Rust Spots, Broken Radio and a Door That Doesn’t Open

Large white passenger van
Ronan Flanagan '28 realized his family's van carried far more value than he first realized.

Inside the true value of a family van.

Editor's note: Every fall, high school seniors applying for college write a personal essay to accompany their applications, as a way to tell admission officers a little about themselves beyond grades, test scores and extracurricular activities. “As application readers, it’s such a treat to learn about students’ interests and experiences through the essay. It’s typically the final thing we read and is often our favorite part of the file!” says Lynn Verrecchia ’01, director of admission. Holy Cross receives thousands of such essays each year; here’s one of several memorable essays received from members of the class of 2028, a year in which just 17% of applicants were offered admission.

It took me 17 years to recognize the value of my family’s car, The Flanvan.
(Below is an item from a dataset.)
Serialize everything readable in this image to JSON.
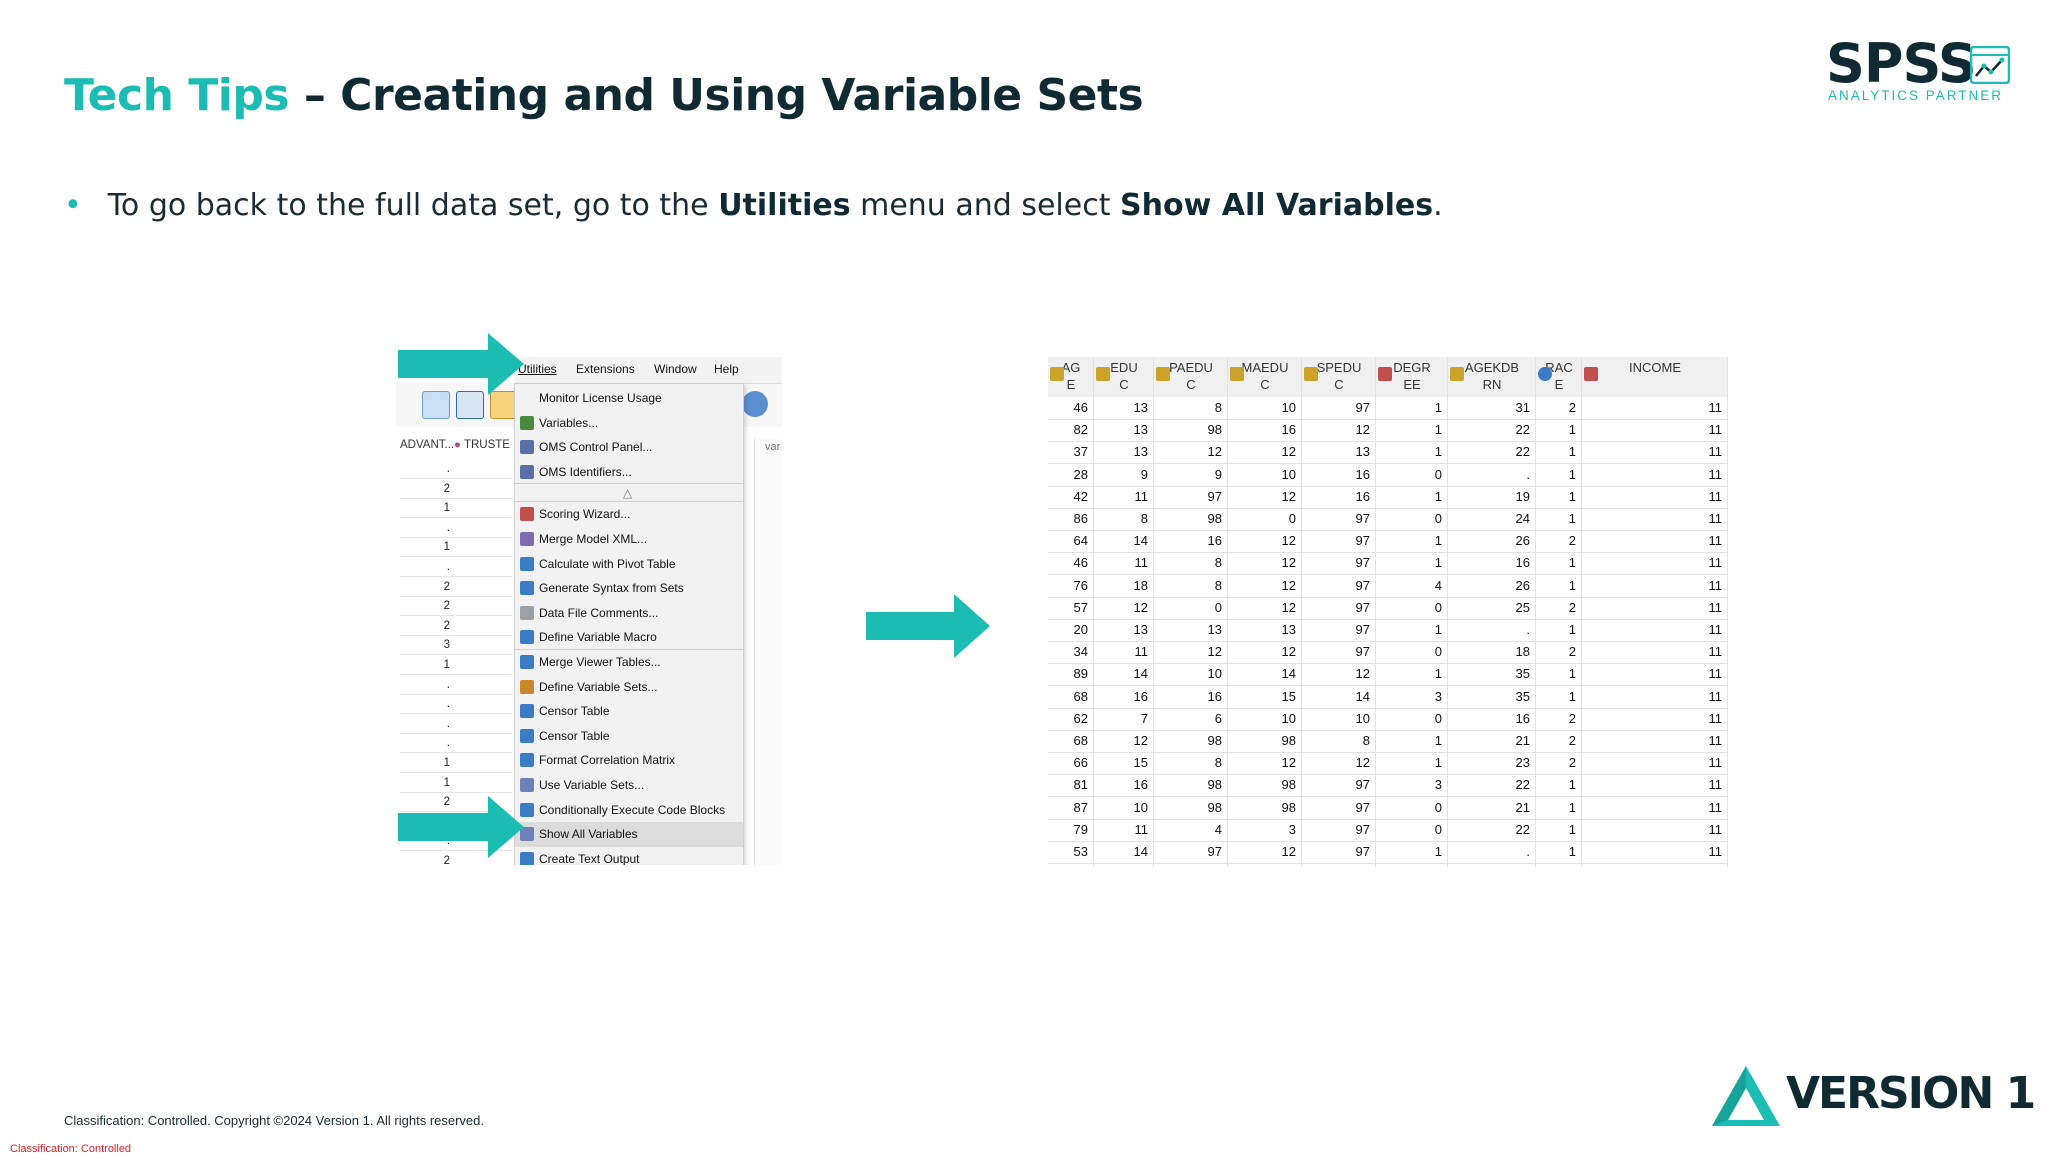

My parents brought their first baby home in the fall of 1994, and by the same time two years later, the Flanagans were the typical nuclear family: two kids, a split-level house and a used Volvo station wagon. However, every new baby made our family less typical.

My parents were delighted to bring me, a healthy baby boy, home, as the youngest of their seven children. However, another baby unfortunately left no room in their eight-passenger minivan.

None of the SUVs my parents saw around town were suitable for a family of our size, leaving them with one option: a 12-passenger white Chevy Express, equipped with enough room to fit anything and everything they’d need for seven children.

Soon enough, the Flanvan became famous in our small town. Among the minivans with movie screens, it didn’t fit the mold of what a suburban family drives. There was some novelty about it, a novelty that I loved, telling my classmates how “My dad drives the biggest car in town!” before he’d pick me up from a birthday party or sports practice, where the Flanvan frequently served as the carpool vehicle.

The golden age of the Flanvan ended as I grew into a teenager, who became conscious of my family’s financial inferiority to my wealthy friends. I grew sour with each snicker about the old, clunky cars that my family had, and over time that feeling festered into resentment toward my parents and the lack of riches they could provide for us.

There wasn’t much to love: the rust spots, the tape on the back windshield, the door that didn’t open from the inside. The broken radio, which especially bothered me. Mostly, I couldn’t stand how everyone was so sentimental about it. I knew my parents loved their van, but to me it was for reasons unknown.

My embarrassment blinded me, so much so that I couldn’t see the hurt my parents felt when I asked to be dropped off around the corner at school — because the alternative, having everybody see this representation of my family’s wealth and value, was unbearable.

Over the years, my parents continued to fix all of its many problems, nursing it back to life every time like one of their own children. I couldn’t understand why.

Now, with only two children living at home, the van sat parked in the driveway: Until this past summer, when its engine roared for the first time in what seemed to be forever, to take my family and I up to Maine for our annual vacation. I worried that it wouldn’t make it the whole way, and in my typical fashion, suggested that we take our smaller Chevy Suburban. My parents insisted.

Like usual, my father and I packed the car until the late hours of the night before we left. I remembered how easily a week’s worth of essentials fit, with enough room for everyone, much older now, and our two dogs, who comfortably laid between the rows. It was refreshing to be back in my usual spot, turning back to talk to my sisters while still being close to my mom. I didn’t even mind the broken radio, since the whole car was filled with laughter.

It was then that I finally realized why my parents loved their van so much: It brought us all together. Being with my family in the van brought me back to our trips to the grocery store after church; to getting dropped off at school on rainy mornings; to when I didn’t care what other people thought of my family or myself. I allowed inanimate objects to define my family’s value for too many years, but in those moments in the Flanvan, I found that the only thing that mattered was the time we spent together.

Ronan Flanagan ’28 is a first-year student from New Providence, New Jersey.